The US M1855 US Springfield Pistol Carbine was the last single-shot percussion handgun issued to the US military at a time when percussion revolvers were the standard of the day and metallic cartridge revolvers were beginning to emerge and 4,021 were manufactured from 1856-1858. The gun was just under 18” in overall length with a 12” .58 caliber barrel, rifled with three grooves. The gun used a reduced sized version of the Maynard automated “tape primer” lock like the M1855 Rifle and Rifle Musket. Although all previous single-shot pistols had utilized a round ball projectile, the new M1855 Pistol Carbine used the expanding base, .58 conical projectile used in the US M1855 Rifle, Rifle Musket and Carbine. The only substantial difference was a reduction in the powder load from 60 grains for the longarms to 40 grains for the pistol carbine. Like most arms produced at the National Armories during that time frame, the gun was polished to “National Armory Bright”. It was mounted with brass furniture and a walnut stock. The butt of the pistol carbine had a large swivel ring, allowing either a lanyard or carbine sling to be attached. A sling swivel was also mounted on the bottom of the single brass barrel band, as well as in the toe line of the detachable buttstock.

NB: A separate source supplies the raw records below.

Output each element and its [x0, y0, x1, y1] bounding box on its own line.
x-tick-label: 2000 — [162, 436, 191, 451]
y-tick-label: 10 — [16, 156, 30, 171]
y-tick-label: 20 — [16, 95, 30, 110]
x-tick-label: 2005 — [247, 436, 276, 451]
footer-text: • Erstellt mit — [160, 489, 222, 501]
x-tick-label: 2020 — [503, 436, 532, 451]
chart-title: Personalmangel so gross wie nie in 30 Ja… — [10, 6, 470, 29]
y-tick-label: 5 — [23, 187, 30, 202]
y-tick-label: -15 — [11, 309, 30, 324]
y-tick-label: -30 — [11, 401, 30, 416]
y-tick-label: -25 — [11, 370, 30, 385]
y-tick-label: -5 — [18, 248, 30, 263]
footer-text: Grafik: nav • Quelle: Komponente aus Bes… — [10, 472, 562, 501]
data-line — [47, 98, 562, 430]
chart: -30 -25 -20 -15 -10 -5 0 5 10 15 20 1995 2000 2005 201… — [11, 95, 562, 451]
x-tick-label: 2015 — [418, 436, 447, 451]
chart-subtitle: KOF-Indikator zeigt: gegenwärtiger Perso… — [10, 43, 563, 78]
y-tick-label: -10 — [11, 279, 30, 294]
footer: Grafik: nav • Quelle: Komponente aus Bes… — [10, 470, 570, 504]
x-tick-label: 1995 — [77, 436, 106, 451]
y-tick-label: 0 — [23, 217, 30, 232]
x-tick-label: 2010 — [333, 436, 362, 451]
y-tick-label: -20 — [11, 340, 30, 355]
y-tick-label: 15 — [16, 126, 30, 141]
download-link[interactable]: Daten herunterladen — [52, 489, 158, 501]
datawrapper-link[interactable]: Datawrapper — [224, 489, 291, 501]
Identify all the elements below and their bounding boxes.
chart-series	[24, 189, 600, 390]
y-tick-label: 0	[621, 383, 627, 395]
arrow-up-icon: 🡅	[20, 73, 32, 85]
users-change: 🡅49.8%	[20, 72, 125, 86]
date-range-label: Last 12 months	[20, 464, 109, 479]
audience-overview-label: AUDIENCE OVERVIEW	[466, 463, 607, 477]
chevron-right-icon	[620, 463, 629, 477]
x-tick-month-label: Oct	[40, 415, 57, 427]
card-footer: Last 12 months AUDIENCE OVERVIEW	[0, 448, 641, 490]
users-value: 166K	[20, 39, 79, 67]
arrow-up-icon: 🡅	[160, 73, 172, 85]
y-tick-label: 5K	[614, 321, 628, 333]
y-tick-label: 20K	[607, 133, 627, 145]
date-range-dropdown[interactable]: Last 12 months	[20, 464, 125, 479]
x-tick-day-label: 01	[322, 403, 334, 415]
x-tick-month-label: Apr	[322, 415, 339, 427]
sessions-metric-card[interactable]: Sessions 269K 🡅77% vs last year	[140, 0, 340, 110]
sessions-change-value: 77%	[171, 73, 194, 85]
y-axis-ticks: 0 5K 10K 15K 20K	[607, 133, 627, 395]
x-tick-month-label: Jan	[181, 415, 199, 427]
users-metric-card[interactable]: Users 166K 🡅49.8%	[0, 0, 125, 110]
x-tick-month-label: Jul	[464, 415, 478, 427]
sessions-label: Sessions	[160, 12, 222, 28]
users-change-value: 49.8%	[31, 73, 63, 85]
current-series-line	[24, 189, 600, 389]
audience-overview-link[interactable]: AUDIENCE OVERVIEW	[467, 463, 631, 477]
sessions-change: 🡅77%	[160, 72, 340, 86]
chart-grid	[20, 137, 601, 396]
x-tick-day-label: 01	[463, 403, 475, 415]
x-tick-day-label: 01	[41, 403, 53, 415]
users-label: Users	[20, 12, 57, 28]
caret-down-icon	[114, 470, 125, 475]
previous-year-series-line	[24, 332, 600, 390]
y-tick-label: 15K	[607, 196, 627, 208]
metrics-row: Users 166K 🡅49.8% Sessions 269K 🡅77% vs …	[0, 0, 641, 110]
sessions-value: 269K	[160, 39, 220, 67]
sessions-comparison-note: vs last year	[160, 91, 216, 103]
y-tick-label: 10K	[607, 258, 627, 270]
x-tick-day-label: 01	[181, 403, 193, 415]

The pistol featured a captive ramrod that was retained by a swinging link system, similar to the pattern used on the US M1842 pistol and the earlier M1847 Cavalry Carbine. A large iron front sight was installed very close to the muzzle and a multi-leaf rear sight was graduated for use at 100, 200, 300 and 400 yards. The 300-yard graduation was provided via a small peephole in the 400-yard leaf. The iron backstrap was cut to allow the attachment of a removable shoulder stock, which was typically numbered to the gun. The guns and stock were batch numbered from 1-20, with the number stamped into the top rear of the brass butt cap and into the lower part of the buttstock’s brass yoke. It is also stamped, on the barrel, “F 15” and on the top of the buttplate, “B 5.” Other than missing the large lanyard ring on the bottom of the buttplate, it is complete, original and functional in all respects. The weapon exhibits normal age, use and storage wear and the wood is devoid of any breaks or chips. The grip area clearly shows a shoulder stock was used with the weapon for a long period of time.
This particular weapon, #9, is mated with stock #3. It bears the manufacturing date of 1856 on the lockplate and breech plug. Both the weapon and the stock are stamped “958” but what that number means is unclear—it could be the way it was put into surplus or storage at a later point in time or it might be an old collection or issue number. As of October 1860, some 3,022 of the M1855 Pistol Carbines were in storage at various arsenals, with only 992 being in the field. They were known issued to both cavalry and artillery troops well into the early Civil War years.
Additionally, the wood opposite the lock is carved “Dalt A”. Research indicates this is very likely the initials of Alexander Dalt who served in Company M and H of the 2nd New York Heavy Artillery as a private from 1863-1865. After the Civil War, Dalt served in Utah repairing weapons for the US Indian Service (Goshoot and Weber Ute tribes) in 1866. Records and current research will be included with the weapon.